Assignment 1

Goals

The goal of this assignment is to get acquainted with Python using Jupyter Notebooks.

Instructions

You may choose to work on this assignment on a hosted environment (e.g. Google Colab) or on your own local installation of Jupyter and Python. You should use Python 3.8 or higher for your work. If you choose to work locally, Anaconda is the easiest way to install and manage Python, but other options like mambaforge also work. If you work locally, you may launch Jupyter Lab either from the Navigator application or via the command-line as jupyter lab.

In this assignment, we will analyze the Ask a Manager Salary Survey which is an open dataset anyone can add to by filling out the associated form. The survey provides some information about the options available and types of entries. Some entries are controlled by radio buttons or checkboxes while others allow free text responses. I have downloaded the data as a comma-separated values (csv) file and retitled the fields, available here. You will do some analysis of this data to answer some questions about it. I have provided code to load the data, and it should be possible to answer questions from the loaded data. In your solution, you may choose to organize the cells as you wish, but you must properly label each problem’s code and its solution. Use a Markdown cell to add a header denoting your work for a particular problem. Make sure to document what your answer is to the question, and make sure your code actually computes that. As the goal of this assignment is to become acquainted with core Python, do not use other libraries except for the gzip, csv, datetime, and collections modules.

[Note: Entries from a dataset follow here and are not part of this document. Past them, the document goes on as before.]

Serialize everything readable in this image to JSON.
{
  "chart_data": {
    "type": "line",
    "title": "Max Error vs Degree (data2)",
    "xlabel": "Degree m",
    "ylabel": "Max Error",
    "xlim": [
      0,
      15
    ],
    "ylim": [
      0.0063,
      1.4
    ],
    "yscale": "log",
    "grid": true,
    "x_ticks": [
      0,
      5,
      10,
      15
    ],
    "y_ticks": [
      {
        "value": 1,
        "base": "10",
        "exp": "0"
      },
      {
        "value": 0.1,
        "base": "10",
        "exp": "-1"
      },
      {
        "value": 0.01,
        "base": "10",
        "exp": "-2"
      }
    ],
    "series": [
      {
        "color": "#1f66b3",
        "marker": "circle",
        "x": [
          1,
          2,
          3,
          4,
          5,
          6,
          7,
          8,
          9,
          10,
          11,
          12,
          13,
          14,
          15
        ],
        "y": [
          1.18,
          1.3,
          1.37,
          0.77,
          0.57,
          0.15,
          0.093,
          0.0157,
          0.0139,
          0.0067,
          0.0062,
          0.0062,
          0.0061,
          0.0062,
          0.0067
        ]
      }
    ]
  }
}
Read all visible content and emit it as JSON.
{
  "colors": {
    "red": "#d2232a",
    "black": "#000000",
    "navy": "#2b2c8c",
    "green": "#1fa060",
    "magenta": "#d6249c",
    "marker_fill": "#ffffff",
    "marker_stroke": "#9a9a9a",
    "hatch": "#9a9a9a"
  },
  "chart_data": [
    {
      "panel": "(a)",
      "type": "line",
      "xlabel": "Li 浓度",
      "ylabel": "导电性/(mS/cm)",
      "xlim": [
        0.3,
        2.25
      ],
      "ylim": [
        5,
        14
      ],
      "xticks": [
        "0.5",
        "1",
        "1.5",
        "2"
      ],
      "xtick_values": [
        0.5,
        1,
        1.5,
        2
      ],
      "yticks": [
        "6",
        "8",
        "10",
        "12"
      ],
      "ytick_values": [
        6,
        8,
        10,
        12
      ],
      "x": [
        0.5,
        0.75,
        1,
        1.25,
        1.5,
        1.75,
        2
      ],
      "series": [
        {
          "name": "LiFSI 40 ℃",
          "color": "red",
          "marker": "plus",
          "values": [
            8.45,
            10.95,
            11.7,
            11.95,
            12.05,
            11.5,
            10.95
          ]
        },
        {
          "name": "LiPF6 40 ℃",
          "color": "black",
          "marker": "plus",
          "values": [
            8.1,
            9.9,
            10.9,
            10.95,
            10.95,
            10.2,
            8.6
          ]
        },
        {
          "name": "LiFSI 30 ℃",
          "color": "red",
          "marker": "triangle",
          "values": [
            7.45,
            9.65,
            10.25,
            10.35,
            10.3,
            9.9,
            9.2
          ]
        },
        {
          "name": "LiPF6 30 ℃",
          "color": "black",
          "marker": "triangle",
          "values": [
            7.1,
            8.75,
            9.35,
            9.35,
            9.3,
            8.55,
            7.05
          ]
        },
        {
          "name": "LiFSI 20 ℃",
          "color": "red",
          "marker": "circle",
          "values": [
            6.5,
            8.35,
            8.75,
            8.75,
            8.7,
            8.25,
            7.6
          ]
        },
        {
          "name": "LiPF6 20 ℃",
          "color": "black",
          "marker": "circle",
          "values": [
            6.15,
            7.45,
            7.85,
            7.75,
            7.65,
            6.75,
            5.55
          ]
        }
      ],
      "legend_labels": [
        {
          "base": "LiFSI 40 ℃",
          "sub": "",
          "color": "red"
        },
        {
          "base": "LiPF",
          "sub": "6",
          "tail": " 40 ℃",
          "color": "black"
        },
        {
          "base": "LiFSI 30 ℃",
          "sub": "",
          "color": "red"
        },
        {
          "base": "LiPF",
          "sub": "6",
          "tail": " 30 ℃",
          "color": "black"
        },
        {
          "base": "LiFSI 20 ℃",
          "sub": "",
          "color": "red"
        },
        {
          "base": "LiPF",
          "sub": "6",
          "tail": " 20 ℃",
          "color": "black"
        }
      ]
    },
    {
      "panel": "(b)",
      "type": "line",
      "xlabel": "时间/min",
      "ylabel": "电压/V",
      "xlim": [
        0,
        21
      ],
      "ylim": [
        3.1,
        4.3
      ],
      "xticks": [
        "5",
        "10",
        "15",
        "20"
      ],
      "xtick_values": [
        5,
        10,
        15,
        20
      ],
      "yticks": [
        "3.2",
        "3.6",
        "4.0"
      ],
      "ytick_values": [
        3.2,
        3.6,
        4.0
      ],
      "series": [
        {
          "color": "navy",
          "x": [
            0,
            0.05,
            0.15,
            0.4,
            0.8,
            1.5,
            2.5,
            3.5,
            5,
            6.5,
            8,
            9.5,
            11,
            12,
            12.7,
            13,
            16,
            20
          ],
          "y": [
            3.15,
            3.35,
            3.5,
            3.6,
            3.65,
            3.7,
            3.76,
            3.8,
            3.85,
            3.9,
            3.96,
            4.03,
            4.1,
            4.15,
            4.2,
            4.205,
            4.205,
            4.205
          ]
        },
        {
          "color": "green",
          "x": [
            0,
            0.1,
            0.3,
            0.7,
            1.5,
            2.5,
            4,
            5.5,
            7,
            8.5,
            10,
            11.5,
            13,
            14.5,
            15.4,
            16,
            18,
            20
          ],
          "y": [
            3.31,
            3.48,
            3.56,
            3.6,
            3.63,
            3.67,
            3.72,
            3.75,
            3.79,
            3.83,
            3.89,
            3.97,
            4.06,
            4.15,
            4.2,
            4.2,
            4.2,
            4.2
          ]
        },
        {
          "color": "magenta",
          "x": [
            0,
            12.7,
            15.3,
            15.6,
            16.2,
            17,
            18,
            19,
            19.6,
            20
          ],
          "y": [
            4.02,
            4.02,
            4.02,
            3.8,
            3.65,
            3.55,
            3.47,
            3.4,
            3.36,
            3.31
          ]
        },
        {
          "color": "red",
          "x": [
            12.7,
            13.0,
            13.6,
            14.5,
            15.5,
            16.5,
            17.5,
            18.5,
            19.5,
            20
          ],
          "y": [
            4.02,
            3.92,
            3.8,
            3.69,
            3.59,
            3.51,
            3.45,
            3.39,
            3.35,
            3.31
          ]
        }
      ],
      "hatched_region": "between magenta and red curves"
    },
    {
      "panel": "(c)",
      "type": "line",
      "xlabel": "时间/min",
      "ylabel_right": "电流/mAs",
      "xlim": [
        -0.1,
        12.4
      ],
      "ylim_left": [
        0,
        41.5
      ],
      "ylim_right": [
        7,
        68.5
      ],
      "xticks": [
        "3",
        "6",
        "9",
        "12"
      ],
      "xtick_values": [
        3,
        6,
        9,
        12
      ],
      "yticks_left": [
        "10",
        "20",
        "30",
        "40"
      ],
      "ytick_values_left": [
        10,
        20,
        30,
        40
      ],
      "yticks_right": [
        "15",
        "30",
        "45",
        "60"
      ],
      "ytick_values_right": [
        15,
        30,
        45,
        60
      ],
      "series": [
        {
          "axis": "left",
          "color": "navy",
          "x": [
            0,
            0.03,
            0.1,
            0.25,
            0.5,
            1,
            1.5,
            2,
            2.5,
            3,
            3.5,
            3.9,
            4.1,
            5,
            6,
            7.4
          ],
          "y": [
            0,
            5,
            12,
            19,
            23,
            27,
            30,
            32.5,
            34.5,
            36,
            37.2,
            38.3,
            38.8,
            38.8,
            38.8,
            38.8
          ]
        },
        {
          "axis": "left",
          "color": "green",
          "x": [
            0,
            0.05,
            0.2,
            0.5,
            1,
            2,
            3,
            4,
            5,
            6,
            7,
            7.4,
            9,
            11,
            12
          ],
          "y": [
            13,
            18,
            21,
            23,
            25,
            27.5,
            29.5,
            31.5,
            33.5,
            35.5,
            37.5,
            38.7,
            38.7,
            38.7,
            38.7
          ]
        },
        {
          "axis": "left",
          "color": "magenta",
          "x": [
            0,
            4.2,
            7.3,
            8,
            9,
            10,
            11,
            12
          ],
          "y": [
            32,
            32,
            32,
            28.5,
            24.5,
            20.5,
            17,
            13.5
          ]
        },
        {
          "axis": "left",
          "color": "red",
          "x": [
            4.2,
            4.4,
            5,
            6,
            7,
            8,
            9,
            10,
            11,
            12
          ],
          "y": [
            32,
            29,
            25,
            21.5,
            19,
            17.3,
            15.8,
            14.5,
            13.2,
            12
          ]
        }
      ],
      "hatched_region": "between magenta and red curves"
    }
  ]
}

You may start with the provided Jupyter Notebook, a1.ipynb. Download this notebook (right-click to save the link) and upload it to your Jupyter workspace (either locally or on a hosted environment). Make sure to execute the first cell in the notebook (Shift+Enter). This cell will download the data and define the rows variable. The rows variable is a list of comma-delimited strings with the values of each field for each data item. The field names are:

  1. Timestamp: the date the survey was completed
  2. Age: age of participant
  3. Industry: field of work
  4. JobTitle
  5. JobDetails: extra information about the job
  6. Salary: annual salary
  7. ExtraComp: extra compensation
  8. Currency: the currency of the salary (e.g. USD)
  9. CurrencyOther: a currency not listed for the previous field
  10. IncomeDetails: extra information about income
  11. Country: the country the participant works in
  12. State: if in the U.S., the state(s) the participant works in
  13. City: the city the participant works in
  14. ExpOverall: overall years working
  15. ExpInField: years working in current field
  16. Education: amount of education
  17. Gender
  18. Race

Important: Accessing the data in this way requires parsing the CSV file according to rules governing double-quoted fields (fields that can have commas). It is not recommended to use the rudimentary method of splitting strings to access fields; use the csv library to parse this correctly!

Due Date

The assignment is due at 11:59pm on Friday, February 3.

Submission

You should submit the completed notebook file required for this assignment on Blackboard. The filename of the notebook should be a1.ipynb.

Details

1. Number of Participants Working in Illinois (10 pts)

Read and parse the data file and store it in appropriate data structures. Count the number of participants that selected Illinois as a state where they worked. Important: the survey allows participants to select more than one state! The answer is more than 1208.

Hints:
  • Consider using the csv library and its DictReader class.
  • Python’s string methods may be useful in parsing the state field. When there are multiple states, they are separated by commas.

2. Maximum Number of States Selected (10 pts)

Find the job title and salary associated with the entry that has the most states selected.

Hints:
  • How can you determine how may different states are listed in an entry?
  • You can do comparisons based on one attribute but need to keep track of others when that attribute is maximal.

3. Highest US Salary (10 pts)

Write code that computes the highest reported salary restricted to those salaries provided in US Dollars (those whose currency is “USD”). Note that the salaries are reported as strings not numbers so you will need to convert them before comparing.

Hints:
  • Note that the numeric field is not consistent with some numbers listed with commas and others without. Consider removing the commas.
  • You can convert a string to an integer by casting it. For example, int("81") returns an integer value of 81.

4. Latest Entry in 2021 (15 pts)

Find the salary associated with the last entry in 2021. You will need to parse the timestamp variable to obtain the year and compare individual dates.

Hints:
  • You can use the datetime module to parse the dates using the strptime method. See the mini-language here. Then, the timestamps can be compared.

5. Top 10 Ways to Identify the U.S. (15 pts)

The dataset allows participants to enter the country where they work (Country) and then, if they live in the U.S., the state they work in. If a participant selects one or more states, we will assume they work in the U.S., but examining the Country field, we see there are many ways of writing this (e.g. “United States”, “USA”, “U.S.”). List the top 10 ways participants identify the U.S.

Hints:
  • Consider using the Counter class from the collections package.
  • Make sure that a participant has selected a state before including its country entry in the list.